I've already shown that $f_n(x) = \frac{nx^4+1}{nx^4+2x+3}e^{-nx^2}$ is pointwise convergent to $0$ on $(1,+ \infty)$. It remains to show that: $\:$ $\underset{x\in (1,+ \infty)}{sup}|f_n(x)-f(x)| \rightarrow 0$ for n $\rightarrow + \infty $ $sup|f_n(x)-f(x)|= sup|\frac{nx^4+1}{nx^4+2x+3}e^{-nx^2}|=sup\frac{x^4+1}{nx^4+2x+3}e^{-nx^2}\\$.
I tried to compute the derivate $f_n'(x)=\frac{4nx^3(nx^4+2x+3)-(nx^4+1)(4nx^3+2)}{(nx^4+2x+3)^2}e^{-nx^2}+\frac{nx^4+1}{nx^4+2x+3}*(-2nxe^{-nx^2})$
but i dont' find the global maximum point of $f_n$.
How can i find this point to check the uniform convergence ?

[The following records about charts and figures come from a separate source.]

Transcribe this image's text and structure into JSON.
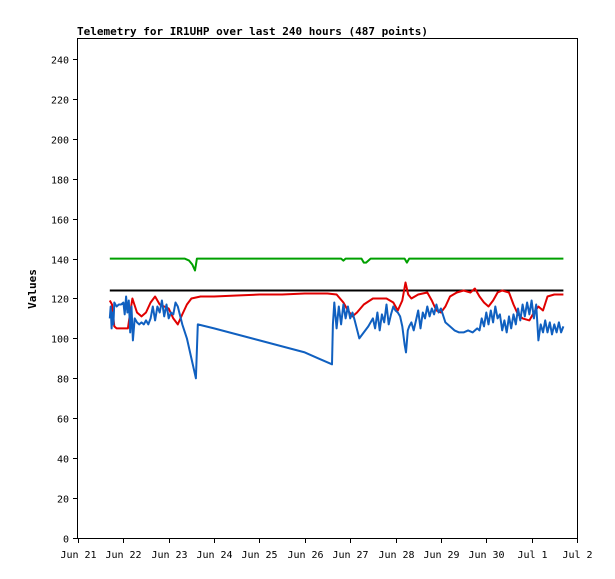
{
  "chart_data": {
    "type": "line",
    "title": "Telemetry for IR1UHP over last 240 hours (487 points)",
    "xlabel": "",
    "ylabel": "Values",
    "ylim": [
      0,
      250
    ],
    "yticks": [
      0,
      20,
      40,
      60,
      80,
      100,
      120,
      140,
      160,
      180,
      200,
      220,
      240
    ],
    "xlim": [
      21,
      32
    ],
    "xticks": [
      {
        "x": 21,
        "label": "Jun 21"
      },
      {
        "x": 22,
        "label": "Jun 22"
      },
      {
        "x": 23,
        "label": "Jun 23"
      },
      {
        "x": 24,
        "label": "Jun 24"
      },
      {
        "x": 25,
        "label": "Jun 25"
      },
      {
        "x": 26,
        "label": "Jun 26"
      },
      {
        "x": 27,
        "label": "Jun 27"
      },
      {
        "x": 28,
        "label": "Jun 28"
      },
      {
        "x": 29,
        "label": "Jun 29"
      },
      {
        "x": 30,
        "label": "Jun 30"
      },
      {
        "x": 31,
        "label": "Jul 1"
      },
      {
        "x": 32,
        "label": "Jul 2"
      }
    ],
    "grid": false,
    "legend": "none",
    "series": [
      {
        "color": "#000000",
        "points": [
          [
            21.7,
            124
          ],
          [
            31.7,
            124
          ]
        ]
      },
      {
        "color": "#00a000",
        "points": [
          [
            21.7,
            140
          ],
          [
            23.35,
            140
          ],
          [
            23.45,
            139
          ],
          [
            23.52,
            137
          ],
          [
            23.58,
            134
          ],
          [
            23.62,
            140
          ],
          [
            26.8,
            140
          ],
          [
            26.85,
            139
          ],
          [
            26.9,
            140
          ],
          [
            27.25,
            140
          ],
          [
            27.3,
            138
          ],
          [
            27.35,
            138
          ],
          [
            27.45,
            140
          ],
          [
            28.2,
            140
          ],
          [
            28.25,
            138
          ],
          [
            28.3,
            140
          ],
          [
            31.7,
            140
          ]
        ]
      },
      {
        "color": "#e00000",
        "points": [
          [
            21.7,
            119
          ],
          [
            21.75,
            117
          ],
          [
            21.8,
            106
          ],
          [
            21.85,
            105
          ],
          [
            22.0,
            105
          ],
          [
            22.1,
            105
          ],
          [
            22.15,
            113
          ],
          [
            22.2,
            120
          ],
          [
            22.3,
            113
          ],
          [
            22.4,
            111
          ],
          [
            22.5,
            113
          ],
          [
            22.6,
            118
          ],
          [
            22.7,
            121
          ],
          [
            22.8,
            117
          ],
          [
            22.9,
            116
          ],
          [
            23.0,
            115
          ],
          [
            23.1,
            110
          ],
          [
            23.2,
            107
          ],
          [
            23.3,
            112
          ],
          [
            23.4,
            117
          ],
          [
            23.5,
            120
          ],
          [
            23.7,
            121
          ],
          [
            24.0,
            121
          ],
          [
            24.5,
            121.5
          ],
          [
            25.0,
            122
          ],
          [
            25.5,
            122
          ],
          [
            26.0,
            122.5
          ],
          [
            26.5,
            122.5
          ],
          [
            26.7,
            122
          ],
          [
            26.85,
            118
          ],
          [
            26.95,
            114
          ],
          [
            27.05,
            111
          ],
          [
            27.15,
            113
          ],
          [
            27.3,
            117
          ],
          [
            27.5,
            120
          ],
          [
            27.8,
            120
          ],
          [
            27.95,
            118
          ],
          [
            28.05,
            114
          ],
          [
            28.15,
            119
          ],
          [
            28.22,
            128
          ],
          [
            28.28,
            122
          ],
          [
            28.35,
            120
          ],
          [
            28.5,
            122
          ],
          [
            28.7,
            123
          ],
          [
            28.8,
            119
          ],
          [
            28.9,
            114
          ],
          [
            29.0,
            113
          ],
          [
            29.1,
            116
          ],
          [
            29.2,
            121
          ],
          [
            29.35,
            123
          ],
          [
            29.5,
            124
          ],
          [
            29.65,
            123
          ],
          [
            29.75,
            125
          ],
          [
            29.85,
            121
          ],
          [
            29.95,
            118
          ],
          [
            30.05,
            116
          ],
          [
            30.15,
            119
          ],
          [
            30.25,
            123
          ],
          [
            30.35,
            124
          ],
          [
            30.5,
            123
          ],
          [
            30.6,
            117
          ],
          [
            30.7,
            112
          ],
          [
            30.8,
            110
          ],
          [
            30.95,
            109
          ],
          [
            31.05,
            113
          ],
          [
            31.15,
            116
          ],
          [
            31.25,
            114
          ],
          [
            31.35,
            121
          ],
          [
            31.5,
            122
          ],
          [
            31.7,
            122
          ]
        ]
      },
      {
        "color": "#1060c0",
        "points": [
          [
            21.7,
            110
          ],
          [
            21.72,
            116
          ],
          [
            21.74,
            105
          ],
          [
            21.76,
            113
          ],
          [
            21.78,
            107
          ],
          [
            21.8,
            118
          ],
          [
            21.85,
            116
          ],
          [
            21.9,
            117
          ],
          [
            21.95,
            117
          ],
          [
            22.0,
            118
          ],
          [
            22.03,
            112
          ],
          [
            22.06,
            121
          ],
          [
            22.09,
            113
          ],
          [
            22.12,
            119
          ],
          [
            22.15,
            103
          ],
          [
            22.18,
            116
          ],
          [
            22.21,
            99
          ],
          [
            22.25,
            110
          ],
          [
            22.3,
            108
          ],
          [
            22.35,
            107
          ],
          [
            22.4,
            108
          ],
          [
            22.45,
            107
          ],
          [
            22.5,
            109
          ],
          [
            22.55,
            107
          ],
          [
            22.6,
            110
          ],
          [
            22.65,
            116
          ],
          [
            22.7,
            109
          ],
          [
            22.75,
            116
          ],
          [
            22.8,
            113
          ],
          [
            22.85,
            119
          ],
          [
            22.9,
            111
          ],
          [
            22.95,
            117
          ],
          [
            23.0,
            110
          ],
          [
            23.05,
            113
          ],
          [
            23.1,
            112
          ],
          [
            23.15,
            118
          ],
          [
            23.2,
            116
          ],
          [
            23.3,
            107
          ],
          [
            23.4,
            100
          ],
          [
            23.5,
            90
          ],
          [
            23.56,
            84
          ],
          [
            23.6,
            80
          ],
          [
            23.64,
            107
          ],
          [
            24.0,
            105
          ],
          [
            24.5,
            102
          ],
          [
            25.0,
            99
          ],
          [
            25.5,
            96
          ],
          [
            26.0,
            93
          ],
          [
            26.3,
            90
          ],
          [
            26.6,
            87
          ],
          [
            26.62,
            107
          ],
          [
            26.65,
            118
          ],
          [
            26.7,
            105
          ],
          [
            26.75,
            116
          ],
          [
            26.8,
            107
          ],
          [
            26.85,
            117
          ],
          [
            26.9,
            110
          ],
          [
            26.95,
            116
          ],
          [
            27.0,
            110
          ],
          [
            27.05,
            113
          ],
          [
            27.1,
            109
          ],
          [
            27.2,
            100
          ],
          [
            27.3,
            103
          ],
          [
            27.4,
            106
          ],
          [
            27.5,
            110
          ],
          [
            27.55,
            105
          ],
          [
            27.6,
            113
          ],
          [
            27.65,
            104
          ],
          [
            27.7,
            112
          ],
          [
            27.75,
            108
          ],
          [
            27.8,
            117
          ],
          [
            27.85,
            107
          ],
          [
            27.9,
            112
          ],
          [
            27.95,
            116
          ],
          [
            28.0,
            114
          ],
          [
            28.05,
            113
          ],
          [
            28.1,
            111
          ],
          [
            28.15,
            106
          ],
          [
            28.2,
            97
          ],
          [
            28.23,
            93
          ],
          [
            28.27,
            104
          ],
          [
            28.3,
            106
          ],
          [
            28.35,
            108
          ],
          [
            28.4,
            104
          ],
          [
            28.45,
            109
          ],
          [
            28.5,
            114
          ],
          [
            28.55,
            105
          ],
          [
            28.6,
            113
          ],
          [
            28.65,
            110
          ],
          [
            28.7,
            116
          ],
          [
            28.75,
            111
          ],
          [
            28.8,
            115
          ],
          [
            28.85,
            112
          ],
          [
            28.9,
            117
          ],
          [
            28.95,
            113
          ],
          [
            29.0,
            115
          ],
          [
            29.1,
            108
          ],
          [
            29.2,
            106
          ],
          [
            29.3,
            104
          ],
          [
            29.4,
            103
          ],
          [
            29.5,
            103
          ],
          [
            29.6,
            104
          ],
          [
            29.7,
            103
          ],
          [
            29.8,
            105
          ],
          [
            29.85,
            104
          ],
          [
            29.9,
            110
          ],
          [
            29.95,
            106
          ],
          [
            30.0,
            113
          ],
          [
            30.05,
            107
          ],
          [
            30.1,
            114
          ],
          [
            30.15,
            108
          ],
          [
            30.2,
            116
          ],
          [
            30.25,
            110
          ],
          [
            30.3,
            112
          ],
          [
            30.35,
            104
          ],
          [
            30.4,
            109
          ],
          [
            30.45,
            103
          ],
          [
            30.5,
            111
          ],
          [
            30.55,
            105
          ],
          [
            30.6,
            112
          ],
          [
            30.65,
            107
          ],
          [
            30.7,
            115
          ],
          [
            30.75,
            109
          ],
          [
            30.8,
            117
          ],
          [
            30.85,
            111
          ],
          [
            30.9,
            118
          ],
          [
            30.95,
            112
          ],
          [
            31.0,
            119
          ],
          [
            31.05,
            110
          ],
          [
            31.1,
            117
          ],
          [
            31.15,
            99
          ],
          [
            31.2,
            107
          ],
          [
            31.25,
            103
          ],
          [
            31.3,
            109
          ],
          [
            31.35,
            103
          ],
          [
            31.4,
            108
          ],
          [
            31.45,
            102
          ],
          [
            31.5,
            107
          ],
          [
            31.55,
            103
          ],
          [
            31.6,
            108
          ],
          [
            31.65,
            103
          ],
          [
            31.7,
            106
          ]
        ]
      }
    ]
  }
}
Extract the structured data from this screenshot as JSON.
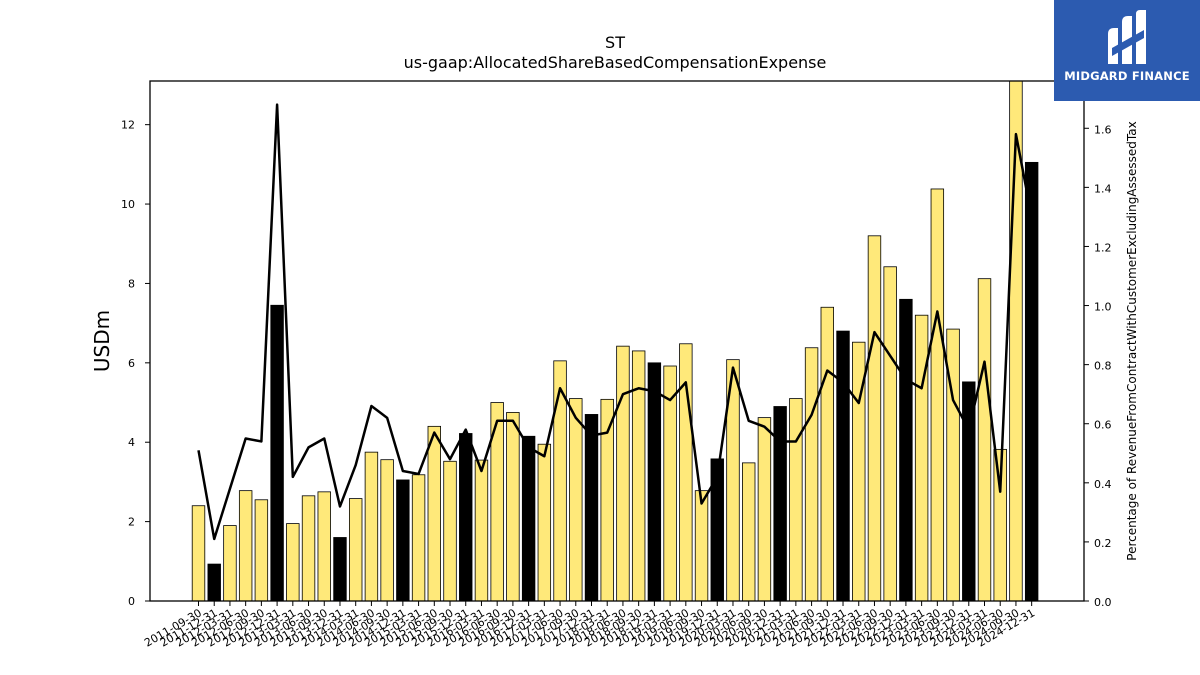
{
  "brand": {
    "name": "MIDGARD FINANCE",
    "logo_color": "#2c5bb0"
  },
  "chart_data": {
    "type": "bar",
    "title": "ST",
    "subtitle": "us-gaap:AllocatedShareBasedCompensationExpense",
    "ylabel": "USDm",
    "ylabel_right": "Percentage of RevenueFromContractWithCustomerExcludingAssessedTax",
    "ylim": [
      0,
      13.1
    ],
    "ylim_right": [
      0,
      1.76
    ],
    "yticks": [
      0,
      2,
      4,
      6,
      8,
      10,
      12
    ],
    "yticks_right": [
      "0.0",
      "0.2",
      "0.4",
      "0.6",
      "0.8",
      "1.0",
      "1.2",
      "1.4",
      "1.6"
    ],
    "colors": {
      "bar": "#ffe97a",
      "bar_q4": "#000000",
      "line": "#000000"
    },
    "categories": [
      "2011-09-30",
      "2011-12-31",
      "2012-03-31",
      "2012-06-30",
      "2012-09-30",
      "2012-12-31",
      "2013-03-31",
      "2013-06-30",
      "2013-09-30",
      "2013-12-31",
      "2014-03-31",
      "2014-06-30",
      "2014-09-30",
      "2014-12-31",
      "2015-03-31",
      "2015-06-30",
      "2015-09-30",
      "2015-12-31",
      "2016-03-31",
      "2016-06-30",
      "2016-09-30",
      "2016-12-31",
      "2017-03-31",
      "2017-06-30",
      "2017-09-30",
      "2017-12-31",
      "2018-03-31",
      "2018-06-30",
      "2018-09-30",
      "2018-12-31",
      "2019-03-31",
      "2019-06-30",
      "2019-09-30",
      "2019-12-31",
      "2020-03-31",
      "2020-06-30",
      "2020-09-30",
      "2020-12-31",
      "2021-03-31",
      "2021-06-30",
      "2021-09-30",
      "2021-12-31",
      "2022-03-31",
      "2022-06-30",
      "2022-09-30",
      "2022-12-31",
      "2023-03-31",
      "2023-06-30",
      "2023-09-30",
      "2023-12-31",
      "2024-03-31",
      "2024-06-30",
      "2024-09-30",
      "2024-12-31"
    ],
    "xtick_labels": [
      "2011-09-30",
      "2011-12-31",
      "2012-03-31",
      "2012-06-30",
      "2012-09-30",
      "2012-12-31",
      "2013-03-31",
      "2013-06-30",
      "2013-09-30",
      "2013-12-31",
      "2014-03-31",
      "2014-06-30",
      "2014-09-30",
      "2014-12-31",
      "2015-03-31",
      "2015-06-30",
      "2015-09-30",
      "2015-12-31",
      "2016-03-31",
      "2016-06-30",
      "2016-09-30",
      "2016-12-31",
      "2017-03-31",
      "2017-06-30",
      "2017-09-30",
      "2017-12-31",
      "2018-03-31",
      "2018-06-30",
      "2018-09-30",
      "2018-12-31",
      "2019-03-31",
      "2019-06-30",
      "2019-09-30",
      "2019-12-31",
      "2020-03-31",
      "2020-06-30",
      "2020-09-30",
      "2020-12-31",
      "2021-03-31",
      "2021-06-30",
      "2021-09-30",
      "2021-12-31",
      "2022-03-31",
      "2022-06-30",
      "2022-09-30",
      "2022-12-31",
      "2023-03-31",
      "2023-06-30",
      "2023-09-30",
      "2023-12-31",
      "2024-03-31",
      "2024-06-30",
      "2024-09-30",
      "2024-12-31"
    ],
    "series": [
      {
        "axis": "left",
        "type": "bar",
        "values": [
          2.4,
          0.93,
          1.9,
          2.78,
          2.55,
          7.45,
          1.95,
          2.65,
          2.75,
          1.6,
          2.58,
          3.75,
          3.56,
          3.05,
          3.18,
          4.4,
          3.52,
          4.22,
          3.55,
          5.0,
          4.75,
          4.15,
          3.95,
          6.05,
          5.1,
          4.7,
          5.08,
          6.42,
          6.3,
          6.0,
          5.92,
          6.48,
          2.78,
          3.58,
          6.08,
          3.48,
          4.62,
          4.9,
          5.1,
          6.38,
          7.4,
          6.8,
          6.52,
          9.2,
          8.42,
          7.6,
          7.2,
          10.38,
          6.85,
          5.52,
          8.12,
          3.82,
          13.1,
          11.05
        ],
        "q4_flags": [
          false,
          true,
          false,
          false,
          false,
          true,
          false,
          false,
          false,
          true,
          false,
          false,
          false,
          true,
          false,
          false,
          false,
          true,
          false,
          false,
          false,
          true,
          false,
          false,
          false,
          true,
          false,
          false,
          false,
          true,
          false,
          false,
          false,
          true,
          false,
          false,
          false,
          true,
          false,
          false,
          false,
          true,
          false,
          false,
          false,
          true,
          false,
          false,
          false,
          true,
          false,
          false,
          false,
          true
        ]
      },
      {
        "axis": "right",
        "type": "line",
        "values": [
          0.51,
          0.21,
          0.38,
          0.55,
          0.54,
          1.68,
          0.42,
          0.52,
          0.55,
          0.32,
          0.46,
          0.66,
          0.62,
          0.44,
          0.43,
          0.57,
          0.48,
          0.58,
          0.44,
          0.61,
          0.61,
          0.52,
          0.49,
          0.72,
          0.62,
          0.56,
          0.57,
          0.7,
          0.72,
          0.71,
          0.68,
          0.74,
          0.33,
          0.42,
          0.79,
          0.61,
          0.59,
          0.54,
          0.54,
          0.63,
          0.78,
          0.74,
          0.67,
          0.91,
          0.83,
          0.75,
          0.72,
          0.98,
          0.68,
          0.58,
          0.81,
          0.37,
          1.58,
          1.3
        ]
      }
    ]
  }
}
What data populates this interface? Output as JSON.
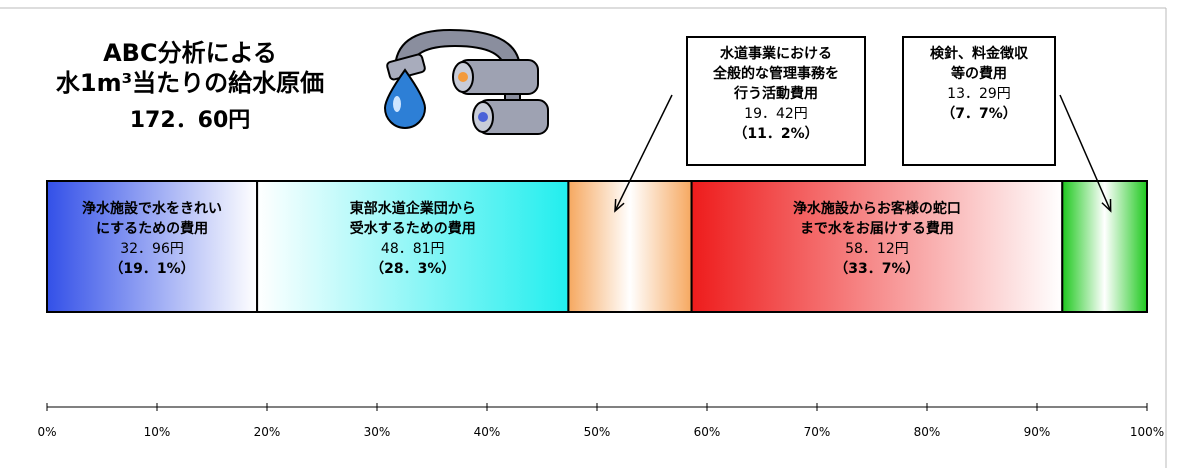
{
  "chart_data": {
    "type": "stacked-bar",
    "title": "ABC分析による\n水1m³当たりの給水原価",
    "total_label": "172．60円",
    "categories": [
      "浄水施設で水をきれい\nにするための費用",
      "東部水道企業団から\n受水するための費用",
      "水道事業における\n全般的な管理事務を\n行う活動費用",
      "浄水施設からお客様の蛇口\nまで水をお届けする費用",
      "検針、料金徴収\n等の費用"
    ],
    "amount_labels": [
      "32．96円",
      "48．81円",
      "19．42円",
      "58．12円",
      "13．29円"
    ],
    "values": [
      19.1,
      28.3,
      11.2,
      33.7,
      7.7
    ],
    "value_labels": [
      "（19．1%）",
      "（28．3%）",
      "（11．2%）",
      "（33．7%）",
      "（7．7%）"
    ],
    "colors": [
      "#3350e8",
      "#22eeee",
      "#f6a860",
      "#ee1c1c",
      "#1ec81e"
    ],
    "xlim": [
      0,
      100
    ],
    "xticks": [
      {
        "value": 0,
        "label": "0%"
      },
      {
        "value": 10,
        "label": "10%"
      },
      {
        "value": 20,
        "label": "20%"
      },
      {
        "value": 30,
        "label": "30%"
      },
      {
        "value": 40,
        "label": "40%"
      },
      {
        "value": 50,
        "label": "50%"
      },
      {
        "value": 60,
        "label": "60%"
      },
      {
        "value": 70,
        "label": "70%"
      },
      {
        "value": 80,
        "label": "80%"
      },
      {
        "value": 90,
        "label": "90%"
      },
      {
        "value": 100,
        "label": "100%"
      }
    ]
  }
}
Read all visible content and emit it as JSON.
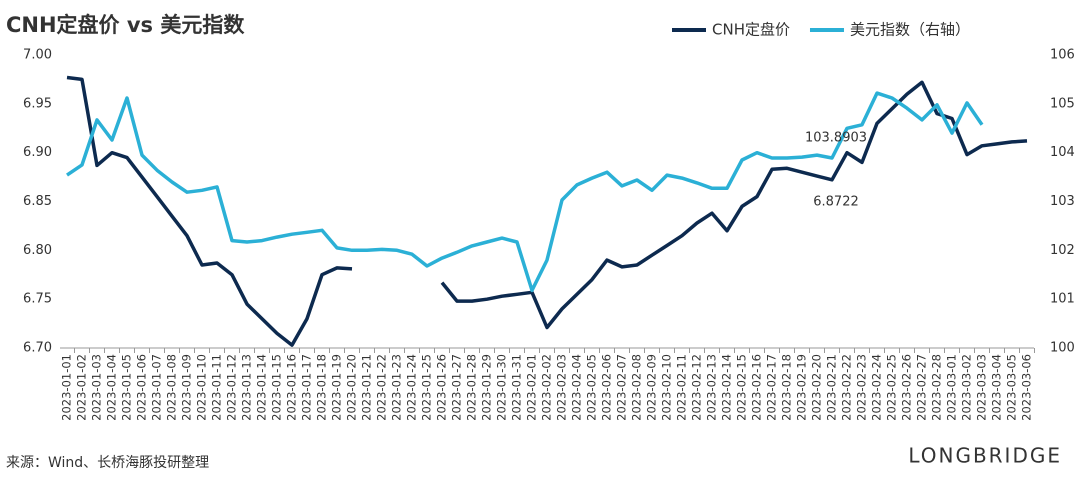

Thanks for the help in advance!!
Notice that for all $x>1$ $$\sup_{(1,\infty)} \frac{nx^4+1}{nx^4+2x+3}e^{-nx^2}\leq \sup_{(1,\infty)} \frac{nx^4+1}{nx^4}e^{-nx^2}$$ because dividing by a larger number gets a smaller number. So now we want to show $$\lim_{n\rightarrow\infty} \sup_{(1,\infty)} \Big[\Big(1+\frac{1}{nx^4}\Big)e^{-nx^2}\Big]=0.$$ Since $1/(x+\delta) < 1/x$ and $e^{-x}<e^{-(x+\delta)}$ for all $\delta>0$, then the supremum is at $x=1$. Then it is sufficient to show that $$\lim_{n\rightarrow\infty} \Big(1+\frac{1}{n}\Big)e^{-n}=0.$$